Let us therefore, as many as be perfect, be thus minded: and if in any thing ye be otherwise minded, God shall reveal even this unto you.
Nevertheless, whereto we have already attained, let us walk by the same rule, let us mind the same thing.
We are to strive to know the power OF HIS resurrection. Amen? So why count it not, if we "know" it or have "attained" unto it?
As I see it, it is because we are to endure to the end. We are to take heed lest, thinking we stand, we fall. We are not to bear witness of ourselves and Paul was not one to bear witness of himself. It is God/Christ who must bear witness of those who are His. Is it not? Just as Christ bore witness of John the Baptist who, himself, said that he was NOT Elijah (even though Christ said he was).
Even Job knew better than to justify himself.
Job 9:20
If I justify myself, mine own mouth shall condemn me: if I say, I am perfect, it shall also prove me perverse.So while Paul did not bear witness of himself, he certainly did bear witness of others and instructed "as many as be perfect" to walk by "the same rule" that he did, pressing toward the mark, for the prize of the high calling of God, not as though you were already perfect or have already attained unto the resurrection of the dead, but counting it not and continuing to strive for it.
Not everyone who says "Lord Lord" does the Lord know, so how can we even think to bear witness of ourselves? How can we claim to have "attained" unto "the resurrection of the dead"? Our saying so or even believing so doesn't make it so. So we are to count it not and continue to strive for the prize of the high calling of God in Christ.

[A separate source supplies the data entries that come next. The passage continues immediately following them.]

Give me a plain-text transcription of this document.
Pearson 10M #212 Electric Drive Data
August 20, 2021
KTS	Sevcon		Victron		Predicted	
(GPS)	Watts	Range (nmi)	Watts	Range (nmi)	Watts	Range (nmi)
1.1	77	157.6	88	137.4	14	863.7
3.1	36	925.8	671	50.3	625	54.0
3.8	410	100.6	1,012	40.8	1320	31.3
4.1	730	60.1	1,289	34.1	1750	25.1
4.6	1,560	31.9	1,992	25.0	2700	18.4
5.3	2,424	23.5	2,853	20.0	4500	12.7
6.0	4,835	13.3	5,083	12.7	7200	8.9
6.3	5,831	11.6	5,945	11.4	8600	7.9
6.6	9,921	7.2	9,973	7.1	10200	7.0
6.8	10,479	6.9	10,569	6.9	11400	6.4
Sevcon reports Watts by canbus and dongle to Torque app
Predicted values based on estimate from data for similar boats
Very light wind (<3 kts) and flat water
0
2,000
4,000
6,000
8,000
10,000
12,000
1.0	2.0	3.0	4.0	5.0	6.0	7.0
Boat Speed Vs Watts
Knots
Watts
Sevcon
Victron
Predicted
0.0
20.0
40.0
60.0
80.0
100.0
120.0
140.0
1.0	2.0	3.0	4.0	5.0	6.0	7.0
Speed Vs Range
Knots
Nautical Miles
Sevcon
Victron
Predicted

Again, that's just as I see it in relation to my own study of the scriptures and Jesus' words concerning "the dead" and "the resurrection of the dead". I do not believe that it is tied to physically dead/rotting corpses in literal graves.
Even when Martha said that she knew that her brother would be resurrected "at the last day", Jesus pointed out to her: "
I AM the resurrection and the life". It is Christ who calls us out of the grave, releasing us from the bondage of death. The resurrection of Lazarus was a physical type of a spiritual reality. Just as the bodily resurrection of Jesus Christ typifies the resurrection of "the body of Christ" (who we are).
I just don't see the day coming when corpses (that may or may not even still exist) are going to start popping out of dirt graves. That is not (as I see it) what "the resurrection of the dead" is all about.